The subject matter itself is often grim. And in their way, these lines can take on a bleak dimension of their own, a nihilistic push off the cliff of linguistic certainty. But silence, once it has been confronted, must be pushed out. The “gift” imagery which appears throughout the book reassures the reader, and the speaker as well. A continual appraisal of what a gift is, its purpose and reason and significance, begins in the very first poem and lasts to the very end. It is often mirrored by a self-reflective discussion of writing itself. Having spent the book refining the idea of “gift” – “Love is a gift” (“Triptych For A Topological Heart,” 19); “A gift cannot be cynical / unless the giver is” (“Triptych For A Topological Heart,” 21); “giving it away / doesn’t make a thing a gift” (“Malus Domestica,” 37) – Fulton concludes this thread with the lines “and when you said I gave you what I wanted / myself I gave you what I didn’t want” (“You Own It,” 92). That gift is grief, repurposed into language. Writing becomes a response and a salve for pain, “the fire / that burns fire” (“A Lightenment On New Year’s Eve,” 88). Seeking solace in reading, the speaker of “Doha Melt-Down Elegy” remarks “It was a good book to be lost with. I began taking notes / and by the end realized I’d transcribed every line” (76); that statement is such an accurate description of reading Barely Composed, one cannot help but see it as an anecdote about writing the book, as well. This book, more than most others, has not been completed until it has been read.

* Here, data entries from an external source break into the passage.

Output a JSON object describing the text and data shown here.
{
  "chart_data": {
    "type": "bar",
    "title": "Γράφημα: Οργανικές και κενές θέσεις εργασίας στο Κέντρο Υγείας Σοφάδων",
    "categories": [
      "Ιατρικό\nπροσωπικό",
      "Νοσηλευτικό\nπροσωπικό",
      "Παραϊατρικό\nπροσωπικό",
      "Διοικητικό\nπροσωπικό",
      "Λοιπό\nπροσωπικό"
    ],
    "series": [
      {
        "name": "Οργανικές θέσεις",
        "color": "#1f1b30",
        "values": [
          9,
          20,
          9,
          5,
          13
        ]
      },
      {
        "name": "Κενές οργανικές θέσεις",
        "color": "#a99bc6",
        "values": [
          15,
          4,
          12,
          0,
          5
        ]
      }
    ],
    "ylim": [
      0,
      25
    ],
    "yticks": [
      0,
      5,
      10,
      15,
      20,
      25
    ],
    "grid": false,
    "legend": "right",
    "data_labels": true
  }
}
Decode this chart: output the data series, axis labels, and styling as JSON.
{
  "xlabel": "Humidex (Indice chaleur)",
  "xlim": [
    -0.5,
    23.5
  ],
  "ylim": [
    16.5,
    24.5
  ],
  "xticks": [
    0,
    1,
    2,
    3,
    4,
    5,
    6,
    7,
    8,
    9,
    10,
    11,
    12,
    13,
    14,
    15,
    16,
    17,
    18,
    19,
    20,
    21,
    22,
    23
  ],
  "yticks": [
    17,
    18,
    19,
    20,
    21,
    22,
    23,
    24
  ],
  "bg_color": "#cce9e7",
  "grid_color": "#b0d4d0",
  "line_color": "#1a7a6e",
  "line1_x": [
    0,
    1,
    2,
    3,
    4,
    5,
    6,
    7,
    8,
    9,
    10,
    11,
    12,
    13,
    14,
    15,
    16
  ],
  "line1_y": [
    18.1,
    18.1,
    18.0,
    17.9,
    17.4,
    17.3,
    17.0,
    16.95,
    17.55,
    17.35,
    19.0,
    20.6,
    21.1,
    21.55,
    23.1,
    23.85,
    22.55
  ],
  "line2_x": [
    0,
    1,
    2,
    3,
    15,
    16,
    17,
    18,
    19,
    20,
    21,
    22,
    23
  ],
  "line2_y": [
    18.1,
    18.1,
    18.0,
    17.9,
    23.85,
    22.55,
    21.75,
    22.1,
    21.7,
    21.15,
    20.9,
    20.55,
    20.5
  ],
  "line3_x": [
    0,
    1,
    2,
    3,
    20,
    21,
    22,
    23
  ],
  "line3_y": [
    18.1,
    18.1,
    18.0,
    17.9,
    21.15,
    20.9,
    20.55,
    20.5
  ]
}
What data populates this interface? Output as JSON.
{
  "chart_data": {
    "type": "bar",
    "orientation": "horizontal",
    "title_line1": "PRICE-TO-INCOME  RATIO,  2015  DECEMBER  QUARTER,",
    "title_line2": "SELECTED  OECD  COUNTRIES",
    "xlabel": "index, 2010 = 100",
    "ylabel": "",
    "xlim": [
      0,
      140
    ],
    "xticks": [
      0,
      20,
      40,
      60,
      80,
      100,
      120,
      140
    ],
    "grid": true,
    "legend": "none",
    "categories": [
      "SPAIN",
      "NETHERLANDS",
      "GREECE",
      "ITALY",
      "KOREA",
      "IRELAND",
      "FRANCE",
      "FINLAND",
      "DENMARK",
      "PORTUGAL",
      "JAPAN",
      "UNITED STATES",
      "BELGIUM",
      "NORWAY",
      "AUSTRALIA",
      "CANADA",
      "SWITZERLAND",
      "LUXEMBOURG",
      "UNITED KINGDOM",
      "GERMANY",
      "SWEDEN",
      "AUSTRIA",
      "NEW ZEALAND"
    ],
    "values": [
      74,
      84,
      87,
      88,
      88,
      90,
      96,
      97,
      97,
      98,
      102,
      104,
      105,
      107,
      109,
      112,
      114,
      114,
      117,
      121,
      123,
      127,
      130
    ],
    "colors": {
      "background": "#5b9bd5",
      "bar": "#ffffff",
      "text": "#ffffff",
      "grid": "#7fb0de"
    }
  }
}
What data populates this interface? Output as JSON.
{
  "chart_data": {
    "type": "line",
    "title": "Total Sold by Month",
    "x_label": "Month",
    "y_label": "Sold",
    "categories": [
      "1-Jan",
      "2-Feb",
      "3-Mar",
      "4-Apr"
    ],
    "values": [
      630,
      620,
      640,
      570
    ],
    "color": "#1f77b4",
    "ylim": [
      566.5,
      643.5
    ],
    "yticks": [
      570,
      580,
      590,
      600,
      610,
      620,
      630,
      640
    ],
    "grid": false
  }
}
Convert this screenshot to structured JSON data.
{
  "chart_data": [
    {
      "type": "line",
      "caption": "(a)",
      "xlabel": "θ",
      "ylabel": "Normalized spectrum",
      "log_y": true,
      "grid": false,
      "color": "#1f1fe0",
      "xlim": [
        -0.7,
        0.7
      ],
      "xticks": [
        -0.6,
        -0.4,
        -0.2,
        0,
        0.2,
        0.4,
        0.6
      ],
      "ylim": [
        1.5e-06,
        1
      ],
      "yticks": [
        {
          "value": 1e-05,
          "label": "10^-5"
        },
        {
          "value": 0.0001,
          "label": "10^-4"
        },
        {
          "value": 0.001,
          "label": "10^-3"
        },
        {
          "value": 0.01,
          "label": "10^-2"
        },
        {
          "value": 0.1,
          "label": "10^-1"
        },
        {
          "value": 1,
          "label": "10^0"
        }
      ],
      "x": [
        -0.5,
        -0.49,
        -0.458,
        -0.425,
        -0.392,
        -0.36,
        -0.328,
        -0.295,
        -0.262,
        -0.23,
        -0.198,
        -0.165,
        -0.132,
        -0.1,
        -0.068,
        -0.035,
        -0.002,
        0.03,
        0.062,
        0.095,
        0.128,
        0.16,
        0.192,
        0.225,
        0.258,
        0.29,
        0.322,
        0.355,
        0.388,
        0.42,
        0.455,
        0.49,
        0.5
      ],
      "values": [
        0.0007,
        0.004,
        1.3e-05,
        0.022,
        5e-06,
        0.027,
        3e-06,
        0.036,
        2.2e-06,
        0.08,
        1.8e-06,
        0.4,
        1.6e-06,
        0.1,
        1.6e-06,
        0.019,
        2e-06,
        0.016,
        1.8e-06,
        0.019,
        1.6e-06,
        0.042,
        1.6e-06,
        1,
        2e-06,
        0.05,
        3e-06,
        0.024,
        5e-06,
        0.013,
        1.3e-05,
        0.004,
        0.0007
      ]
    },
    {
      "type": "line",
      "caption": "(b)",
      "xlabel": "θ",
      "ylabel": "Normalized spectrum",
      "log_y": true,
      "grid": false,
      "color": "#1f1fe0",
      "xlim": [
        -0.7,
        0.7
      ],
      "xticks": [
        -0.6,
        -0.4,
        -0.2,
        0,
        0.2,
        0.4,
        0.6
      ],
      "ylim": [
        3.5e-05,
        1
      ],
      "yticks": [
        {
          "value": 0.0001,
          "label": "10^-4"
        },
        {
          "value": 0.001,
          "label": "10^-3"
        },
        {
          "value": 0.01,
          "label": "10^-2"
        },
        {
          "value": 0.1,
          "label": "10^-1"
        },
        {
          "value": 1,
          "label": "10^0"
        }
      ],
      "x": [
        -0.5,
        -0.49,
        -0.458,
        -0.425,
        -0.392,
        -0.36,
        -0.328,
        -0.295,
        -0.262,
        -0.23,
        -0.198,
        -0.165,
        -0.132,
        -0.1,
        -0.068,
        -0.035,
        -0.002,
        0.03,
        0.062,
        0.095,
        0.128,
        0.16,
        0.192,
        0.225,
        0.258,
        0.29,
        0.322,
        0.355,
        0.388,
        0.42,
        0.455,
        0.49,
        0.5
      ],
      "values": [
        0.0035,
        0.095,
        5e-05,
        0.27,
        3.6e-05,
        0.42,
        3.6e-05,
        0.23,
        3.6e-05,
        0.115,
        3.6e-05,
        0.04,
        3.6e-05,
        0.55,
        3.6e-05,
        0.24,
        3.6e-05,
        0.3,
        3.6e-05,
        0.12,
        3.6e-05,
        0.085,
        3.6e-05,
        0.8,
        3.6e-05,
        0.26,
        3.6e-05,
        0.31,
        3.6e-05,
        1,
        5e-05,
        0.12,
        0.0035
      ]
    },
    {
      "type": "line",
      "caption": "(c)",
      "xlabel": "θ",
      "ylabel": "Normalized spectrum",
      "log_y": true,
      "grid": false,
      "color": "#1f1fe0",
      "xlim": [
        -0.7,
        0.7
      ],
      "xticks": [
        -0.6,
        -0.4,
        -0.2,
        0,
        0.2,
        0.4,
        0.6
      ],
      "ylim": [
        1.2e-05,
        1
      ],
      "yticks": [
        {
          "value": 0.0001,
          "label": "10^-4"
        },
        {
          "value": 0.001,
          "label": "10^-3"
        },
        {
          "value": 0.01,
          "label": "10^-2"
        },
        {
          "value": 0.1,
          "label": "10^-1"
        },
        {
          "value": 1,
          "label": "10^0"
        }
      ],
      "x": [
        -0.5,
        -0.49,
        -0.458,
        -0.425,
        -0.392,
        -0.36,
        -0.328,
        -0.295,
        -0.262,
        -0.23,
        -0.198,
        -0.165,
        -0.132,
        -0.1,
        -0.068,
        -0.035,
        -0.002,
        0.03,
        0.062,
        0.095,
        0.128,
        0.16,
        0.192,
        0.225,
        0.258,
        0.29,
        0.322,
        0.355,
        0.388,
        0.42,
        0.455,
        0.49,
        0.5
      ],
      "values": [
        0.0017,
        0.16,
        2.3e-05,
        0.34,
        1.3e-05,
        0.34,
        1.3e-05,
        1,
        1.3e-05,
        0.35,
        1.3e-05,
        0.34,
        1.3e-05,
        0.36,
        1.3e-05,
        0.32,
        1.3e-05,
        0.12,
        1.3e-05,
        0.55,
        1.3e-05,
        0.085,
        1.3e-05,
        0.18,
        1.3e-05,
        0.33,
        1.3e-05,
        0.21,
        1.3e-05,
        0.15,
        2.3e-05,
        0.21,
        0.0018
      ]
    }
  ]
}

The fifth and final section of Barely Composed is fixated on newness – the newness of poetic language, and the newness that defines aftermath. One poem takes its title from Ezra Pound’s famous modernist axiom, and declares “New / breaks the reckoning frame and rests / in pieces,” before requesting “Let me collect its DNA / from the tears on your desk” (“’Make It New’,” 84). “End Fetish,” the last poem in the book, is made up of that DNA – the final line of the previous poems. Taken together, the end-lines serve as an inventory of what it took to crawl through grief, and an index of the gift now being given.
It happens sometimes that a reviewer encounters a book which is smarter than he is. He knows it’s good somehow, but articulating the reason or root of that good-ness is beyond his capability; he is overwhelmed and hyperactive, leaping from one highlight to the next, never pitching down anywhere just long enough, and must be satisfied to say “trust me” until he finally learns his way around. I’ve read Barely Composed a half-dozen times now, maybe more, and I like it a little more every time – each time, the darkness becomes a little more palpable, the structure more instinctual. But the language never becomes less surprising; I plan to reckon with it a few more times at least. Whatever work the reader puts in is well-rewarded here. Trust me.
— Patrick O’Reilly
Patrick O’Reilly, from Renews, Newfoundland and Labrador, is pursuing an MFA in Writing at the University of Saskatchewan. He earned his BA at St. Thomas University (Fredericton NB), where he was a three-time winner of the Robert Clayton Casto Prize for Poetry. His poetry has appeared in Qwerty, untethered, and Numero Cinq.